0

I have a lot of tsv files that I want to upload in R. I do not want to merge them. I made a list of all files and put it in a loop to upload them. It works mostly, except that some of my files do have empty places in the first row of the last column which makes read_tsv to drop them. In the past I have simply edited the files to add - to resolve this issue but this time it is not practical as I do have hundreds of files to deal with. Can you help me with this.

library(readr)
public_folder <- "C:/Users/eulus/Desktop/test/interproscan/public_results/"       
public_file_list <- list.files(path=public_folder, pattern="*.tsv")  
for (i in 1:length(public_file_list)){assign(public_file_list[i],read_tsv(paste(public_folder, public_file_list[i], sep=''), col_names = F, skip_empty_rows = F))}

I have tried to define column names and add column types but this has not solved my issue and frankly I am at loss here. Column types details posted by R is down here that shows the problem column 14 is simply dropped in the next file.

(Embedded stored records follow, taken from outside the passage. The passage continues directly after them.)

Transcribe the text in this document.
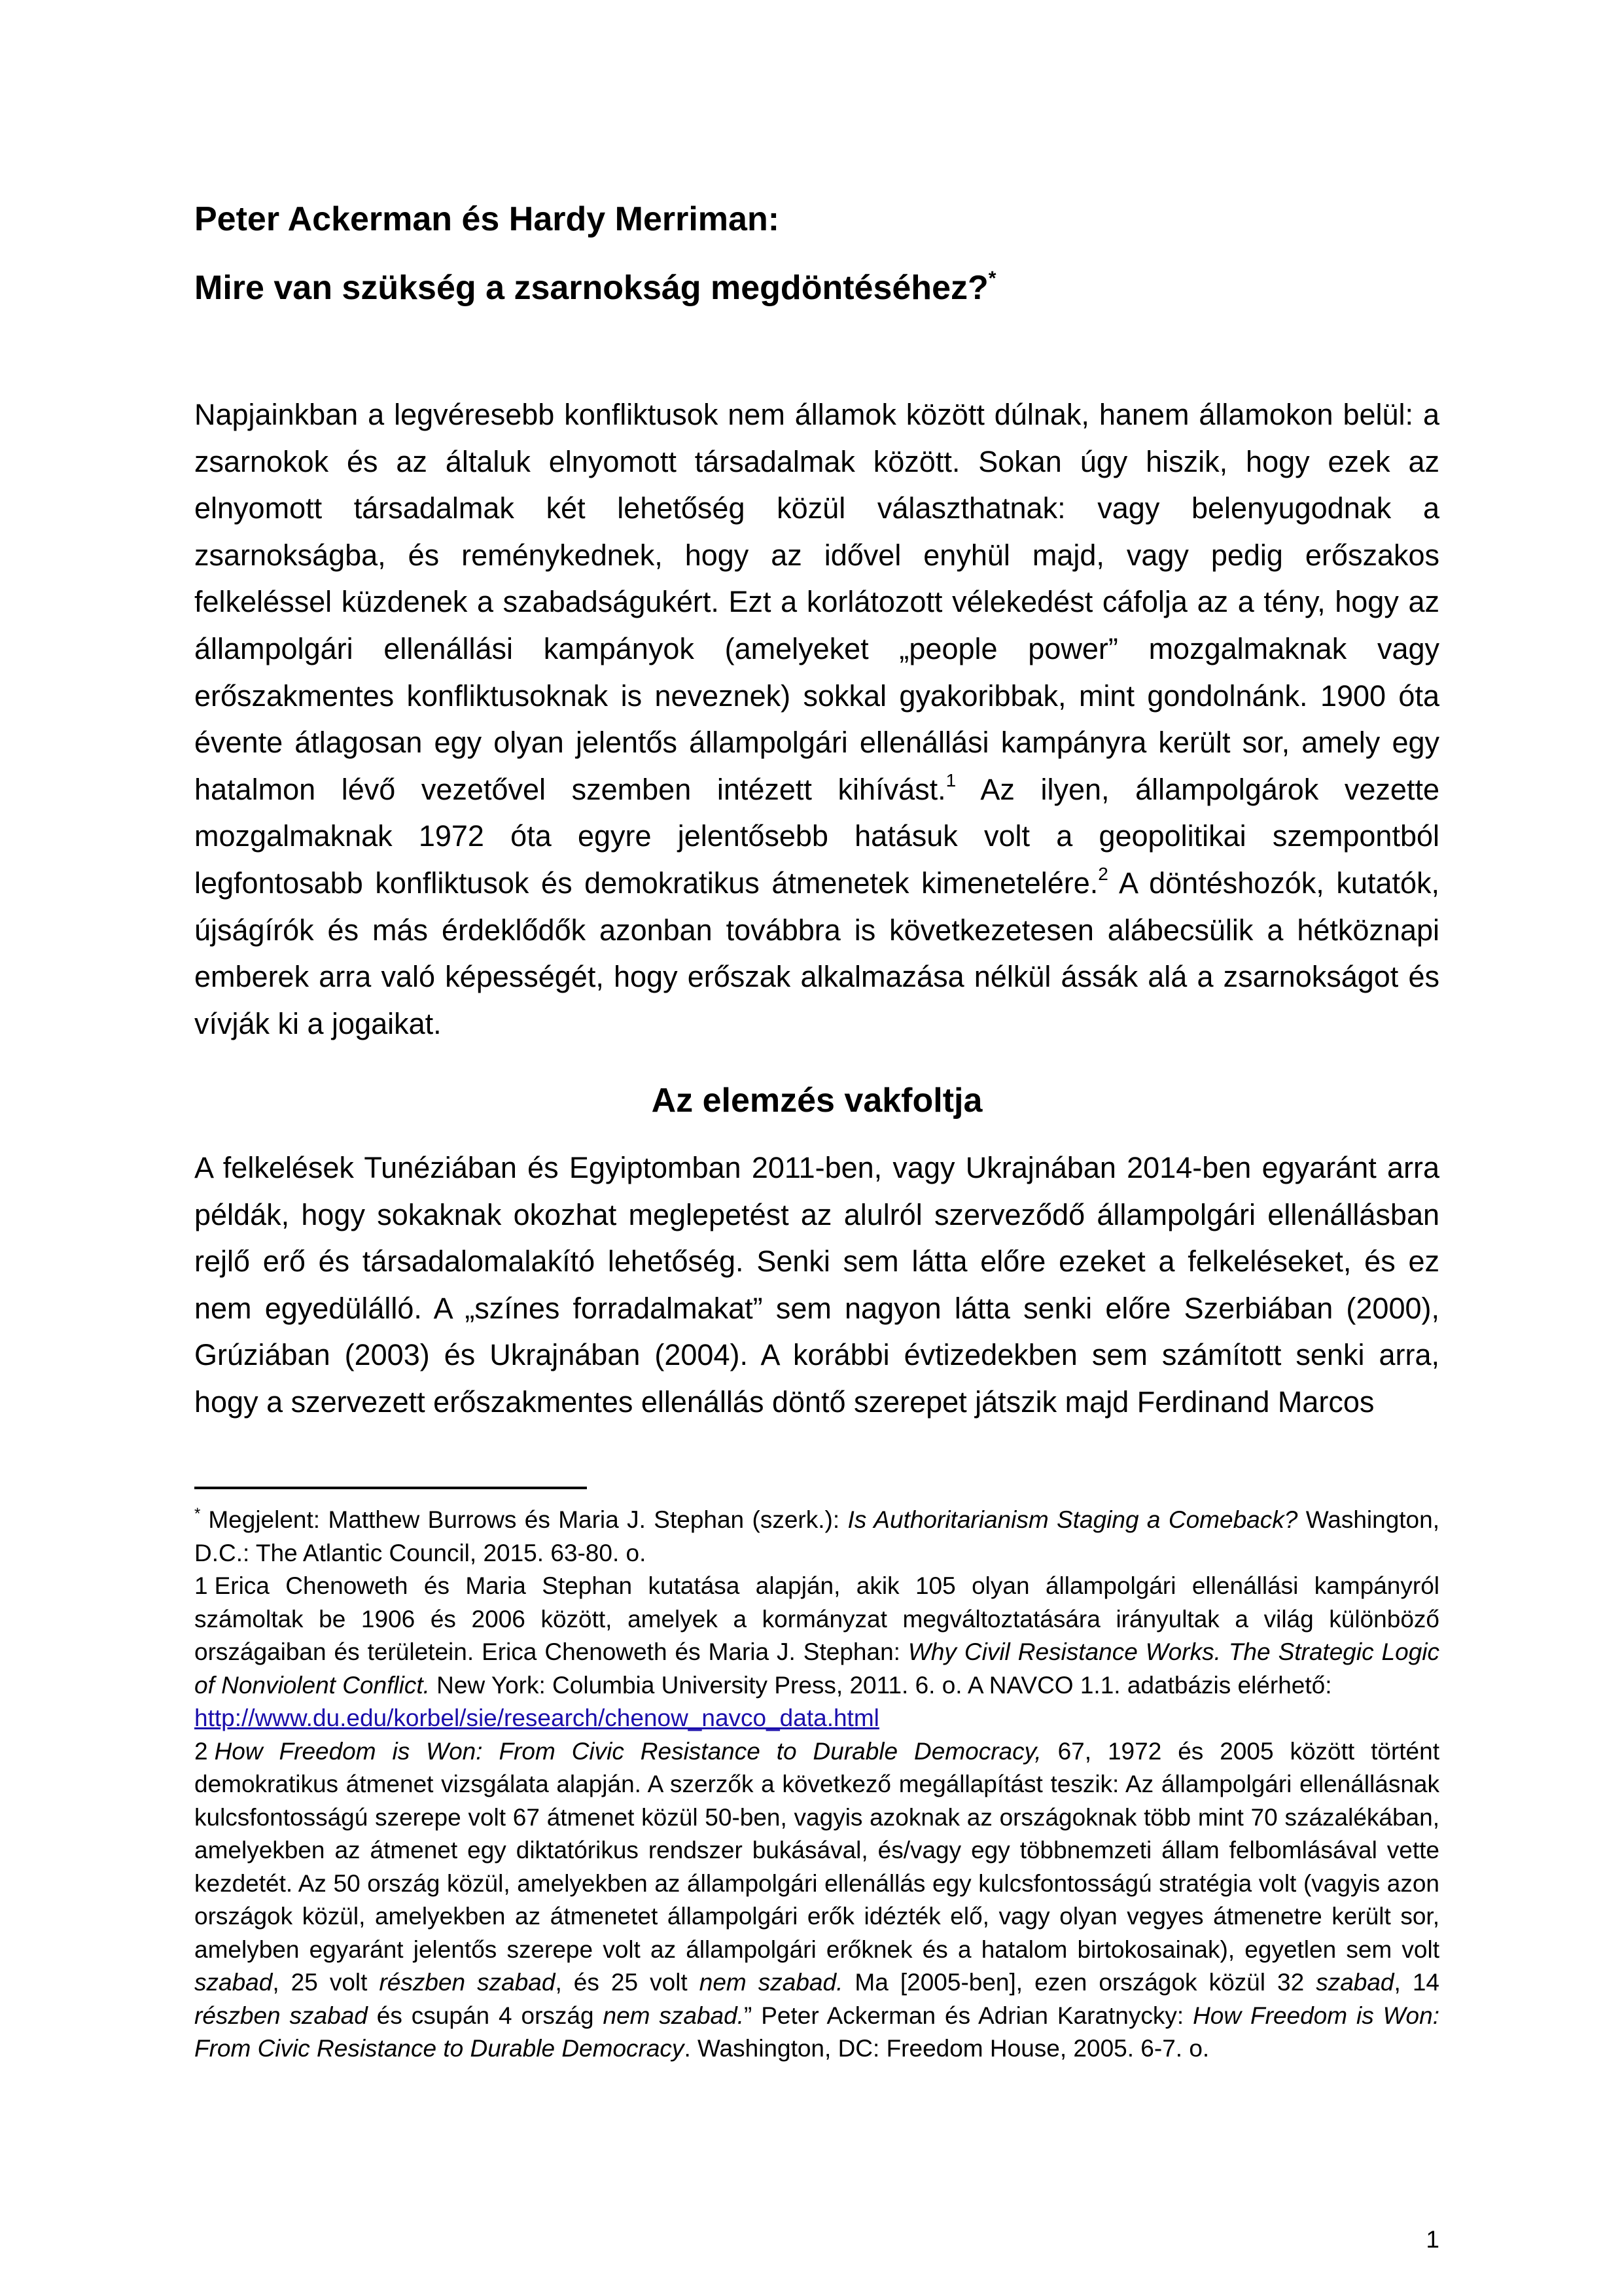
Peter Ackerman és Hardy Merriman:
Mire van szükség a zsarnokság megdöntéséhez?*

Napjainkban a legvéresebb konfliktusok nem államok között dúlnak, hanem államokon belül: a zsarnokok és az általuk elnyomott társadalmak között. Sokan úgy hiszik, hogy ezek az elnyomott társadalmak két lehetőség közül választhatnak: vagy belenyugodnak a zsarnokságba, és reménykednek, hogy az idővel enyhül majd, vagy pedig erőszakos felkeléssel küzdenek a szabadságukért. Ezt a korlátozott vélekedést cáfolja az a tény, hogy az állampolgári ellenállási kampányok (amelyeket „people power” mozgalmaknak vagy erőszakmentes konfliktusoknak is neveznek) sokkal gyakoribbak, mint gondolnánk. 1900 óta évente átlagosan egy olyan jelentős állampolgári ellenállási kampányra került sor, amely egy hatalmon lévő vezetővel szemben intézett kihívást.$^1$ Az ilyen, állampolgárok vezette mozgalmaknak 1972 óta egyre jelentősebb hatásuk volt a geopolitikai szempontból legfontosabb konfliktusok és demokratikus átmenetek kimenetelére.$^2$ A döntéshozók, kutatók, újságírók és más érdeklődők azonban továbbra is következetesen alábecsülik a hétköznapi emberek arra való képességét, hogy erőszak alkalmazása nélkül ássák alá a zsarnokságot és vívják ki a jogaikat.

Az elemzés vakfoltja

A felkelések Tunéziában és Egyiptomban 2011-ben, vagy Ukrajnában 2014-ben egyaránt arra példák, hogy sokaknak okozhat meglepetést az alulról szerveződő állampolgári ellenállásban rejlő erő és társadalomalakító lehetőség. Senki sem látta előre ezeket a felkeléseket, és ez nem egyedülálló. A „színes forradalmakat” sem nagyon látta senki előre Szerbiában (2000), Grúziában (2003) és Ukrajnában (2004). A korábbi évtizedekben sem számított senki arra, hogy a szervezett erőszakmentes ellenállás döntő szerepet játszik majd Ferdinand Marcos

* Megjelent: Matthew Burrows és Maria J. Stephan (szerk.): Is Authoritarianism Staging a Comeback? Washington, D.C.: The Atlantic Council, 2015. 63-80. o.

1 Erica Chenoweth és Maria Stephan kutatása alapján, akik 105 olyan állampolgári ellenállási kampányról számoltak be 1906 és 2006 között, amelyek a kormányzat megváltoztatására irányultak a világ különböző országaiban és területein. Erica Chenoweth és Maria J. Stephan: Why Civil Resistance Works. The Strategic Logic of Nonviolent Conflict. New York: Columbia University Press, 2011. 6. o. A NAVCO 1.1. adatbázis elérhető:
http://www.du.edu/korbel/sie/research/chenow_navco_data.html

2 How Freedom is Won: From Civic Resistance to Durable Democracy, 67, 1972 és 2005 között történt demokratikus átmenet vizsgálata alapján. A szerzők a következő megállapítást teszik: Az állampolgári ellenállásnak kulcsfontosságú szerepe volt 67 átmenet közül 50-ben, vagyis azoknak az országoknak több mint 70 százalékában, amelyekben az átmenet egy diktatórikus rendszer bukásával, és/vagy egy többnemzeti állam felbomlásával vette kezdetét. Az 50 ország közül, amelyekben az állampolgári ellenállás egy kulcsfontosságú stratégia volt (vagyis azon országok közül, amelyekben az átmenetet állampolgári erők idézték elő, vagy olyan vegyes átmenetre került sor, amelyben egyaránt jelentős szerepe volt az állampolgári erőknek és a hatalom birtokosainak), egyetlen sem volt szabad, 25 volt részben szabad, és 25 volt nem szabad. Ma [2005-ben], ezen országok közül 32 szabad, 14 részben szabad és csupán 4 ország nem szabad.” Peter Ackerman és Adrian Karatnycky: How Freedom is Won: From Civic Resistance to Durable Democracy. Washington, DC: Freedom House, 2005. 6-7. o.

1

-- Column specification ----------------------------------------------------------
Delimiter: "\t"
chr (10): X1, X2, X4, X5, X6, X9, X11, X12, X13, X14
dbl  (3): X3, X7, X8
lgl  (1): X10

i Use `spec()` to retrieve the full column specification for this data.
i Specify the column types or set `show_col_types = FALSE` to quiet this message.
Rows: 266 Columns: 13                                                                                                
-- Column specification ----------------------------------------------------------
Delimiter: "\t"
chr (9): X1, X2, X4, X5, X6, X9, X11, X12, X13
dbl (3): X3, X7, X8
lgl (1): X10

i Use `spec()` to retrieve the full column specification for this data.
i Specify the column types or set `show_col_types = FALSE` to quiet this message.

I have received some warnings. down below every single warning is the same so I am not posting every warning here.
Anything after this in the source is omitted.